Great-Great Grandma and Grandpa Rasmussen with Bina, Anna, Ide, Bill and Tilda (the cute little girl, my great-grandma), Circa 1890
COMING HOME
We could hear the cowbells jingle all around what was the old old
depot. We were going to Greenville. Father expected to meet a
stepson of his Uncle David Hansen of Adams Grove. The word Greenville was
misunderstood and called Grandville. So father and Uncle John Rasmussen
hired a man, team, and truck to take us to Grandville. Thirteen persons
counting the children, on one wagon with all our boxes, we found that
Grandville was the wrong town so we were loaded up again, and went from there
to Rockford, and from there to Greenville.
There we landed in the back room of old Lars Hansen’s store
among boxes, vinegar barrels and molasses barrels.

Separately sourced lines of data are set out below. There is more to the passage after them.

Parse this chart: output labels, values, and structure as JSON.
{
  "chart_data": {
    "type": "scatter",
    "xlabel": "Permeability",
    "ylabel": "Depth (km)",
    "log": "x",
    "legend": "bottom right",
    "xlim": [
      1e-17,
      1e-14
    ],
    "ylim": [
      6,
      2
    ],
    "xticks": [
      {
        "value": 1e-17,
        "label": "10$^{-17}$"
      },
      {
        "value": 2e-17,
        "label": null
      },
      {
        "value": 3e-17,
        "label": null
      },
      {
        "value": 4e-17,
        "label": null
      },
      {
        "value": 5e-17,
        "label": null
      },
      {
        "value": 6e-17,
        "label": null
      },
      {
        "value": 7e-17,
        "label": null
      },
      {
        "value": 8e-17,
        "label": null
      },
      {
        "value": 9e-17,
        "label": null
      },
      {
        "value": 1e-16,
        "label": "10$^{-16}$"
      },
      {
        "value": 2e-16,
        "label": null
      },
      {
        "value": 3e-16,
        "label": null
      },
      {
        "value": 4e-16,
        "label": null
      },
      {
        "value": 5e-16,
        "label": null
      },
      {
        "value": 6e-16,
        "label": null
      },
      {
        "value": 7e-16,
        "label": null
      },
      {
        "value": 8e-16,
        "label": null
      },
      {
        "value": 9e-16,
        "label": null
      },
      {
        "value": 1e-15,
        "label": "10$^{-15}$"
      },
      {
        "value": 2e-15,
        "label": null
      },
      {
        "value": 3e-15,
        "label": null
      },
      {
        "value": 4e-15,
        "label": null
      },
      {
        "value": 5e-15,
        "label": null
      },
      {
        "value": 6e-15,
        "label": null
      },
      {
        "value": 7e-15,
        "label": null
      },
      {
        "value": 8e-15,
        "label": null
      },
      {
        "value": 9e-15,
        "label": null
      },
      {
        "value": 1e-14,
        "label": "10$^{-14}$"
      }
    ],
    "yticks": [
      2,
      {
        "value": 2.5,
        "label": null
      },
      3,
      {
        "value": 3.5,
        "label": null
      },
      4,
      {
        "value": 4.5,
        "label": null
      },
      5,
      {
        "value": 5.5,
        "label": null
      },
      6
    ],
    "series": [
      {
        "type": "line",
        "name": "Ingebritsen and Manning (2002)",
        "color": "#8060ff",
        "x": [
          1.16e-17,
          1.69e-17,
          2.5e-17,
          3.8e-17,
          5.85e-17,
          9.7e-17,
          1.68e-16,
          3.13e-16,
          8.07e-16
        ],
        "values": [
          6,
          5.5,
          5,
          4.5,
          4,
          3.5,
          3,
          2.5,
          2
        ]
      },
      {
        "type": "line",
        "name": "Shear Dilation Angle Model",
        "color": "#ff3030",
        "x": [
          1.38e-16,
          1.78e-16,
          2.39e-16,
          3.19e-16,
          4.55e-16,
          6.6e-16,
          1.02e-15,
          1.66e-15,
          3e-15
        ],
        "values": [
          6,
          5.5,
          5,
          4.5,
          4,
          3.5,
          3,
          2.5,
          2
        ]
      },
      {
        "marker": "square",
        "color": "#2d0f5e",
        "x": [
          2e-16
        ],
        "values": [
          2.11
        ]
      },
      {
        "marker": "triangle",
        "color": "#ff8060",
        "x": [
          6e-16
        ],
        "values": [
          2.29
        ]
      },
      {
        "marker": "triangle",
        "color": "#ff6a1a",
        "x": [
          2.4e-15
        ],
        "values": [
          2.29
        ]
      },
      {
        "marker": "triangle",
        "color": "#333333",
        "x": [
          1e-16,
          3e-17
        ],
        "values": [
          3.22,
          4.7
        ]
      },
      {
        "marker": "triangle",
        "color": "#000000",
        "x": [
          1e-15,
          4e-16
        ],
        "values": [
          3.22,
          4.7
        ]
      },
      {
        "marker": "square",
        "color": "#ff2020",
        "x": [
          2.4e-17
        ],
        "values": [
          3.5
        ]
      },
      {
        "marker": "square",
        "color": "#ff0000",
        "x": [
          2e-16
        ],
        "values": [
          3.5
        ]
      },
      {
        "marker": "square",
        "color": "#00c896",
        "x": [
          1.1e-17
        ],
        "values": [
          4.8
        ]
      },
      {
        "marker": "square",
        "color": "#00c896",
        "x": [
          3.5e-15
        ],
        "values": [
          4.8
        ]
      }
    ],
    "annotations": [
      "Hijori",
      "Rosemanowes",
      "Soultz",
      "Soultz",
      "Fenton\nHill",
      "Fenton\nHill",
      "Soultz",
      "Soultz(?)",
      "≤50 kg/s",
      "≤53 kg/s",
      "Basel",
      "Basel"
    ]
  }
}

Sister Anna had the
measles, before we landed there. We were there several days. Finally, Gilbert Palmer came with his ox-team and wagon and moved us out to where
the Gleaner Hall in Fairplains Township now stands. There was an old
empty log house and a straw stack. The ride from Greenville and out there
was a long one. Gilbert Palmer walked by the oxen’s heads twirling his
whip around in front of the oxen’s faces. Whoa! Haw! Gee!
They were breaking new ground out along by Jake
Despelder’s. On the other side of the road was standing pine and Hamlins
lived in the tiniest log shanty.
Mrs. Loren Palmer had prepared dinner for us – mush and milk and
Johnnycake without sugar. We fooled our mouths thinking we were going to
have a nice piece of cake. That was the first time we ever ate corn
meal. Straw from the straw stack was spread on the floor the whole length
of the log house and the bedclothes laid on it. Father had just enough
money left to buy an elevated oven cook stove.
Sister Anna was all over the measles by this time and the rest
of us children came down with them the day we came into our new home. Father and Uncle John found work in Trips lumber mill just west and a little
north of us on the creek over on what is now N.J.
Rasmussen’s. (Leon said he has seen sawdust there.) The
measles used us hard. Sister Line and brother Peter died. They are
buried in the Monroe Cemetery. A year from that time father and Uncle
John moved out here in the old log house down on the old farm in Sidney
Township. A year from that time, I think in March, we children all had
scarlet fever. Sister Anna died and Dorthea 1 year old born here, also
died.
Uncle John’s little Josephine, also born here, died. All
are buried in Sidney Cemetery.
Uncle John and Father cleared their farm. Not much to do
it with, but a crosscut saw, and an ax. Uncle John worked for Sam Toby by
the month. He was to have some wages and once in a while the use of an ox
team to clear and put in a few crops. Father did the work here at
home. Some distance to go for a team. The cows ran loose in the
woods and one had a bell on – most of the time they came home at night, but, if
not, we had to hunt them up. My mother got lost once hunting cows. She came out by Englehart Johnson’s.
Once when they first came out here an Indian came and wanted an
ax. Mother and Auntie were alone and terribly frightened. He got
the ax and came back with a coon and held it up so they could see it.
The first summer in this country I worked out, and when I came
home I told about some animals called skunks. I told them how they
defended themselves. Father did not believe it. Later on he found
some kittens. “Kitty, Kitty,” he called. They convinced him.
Just think how those early pioneers paved the way for the
younger generation, the hardships they endured for the sake of a home for
themselves and their children, just stop and think, let us always love and
honor their memory.
Uncle John Madison’s family came over from Denmark a short time
after we did. Out of that first group of which I was one, only two are
living, Mrs. Albert [Bina] Madison and myself.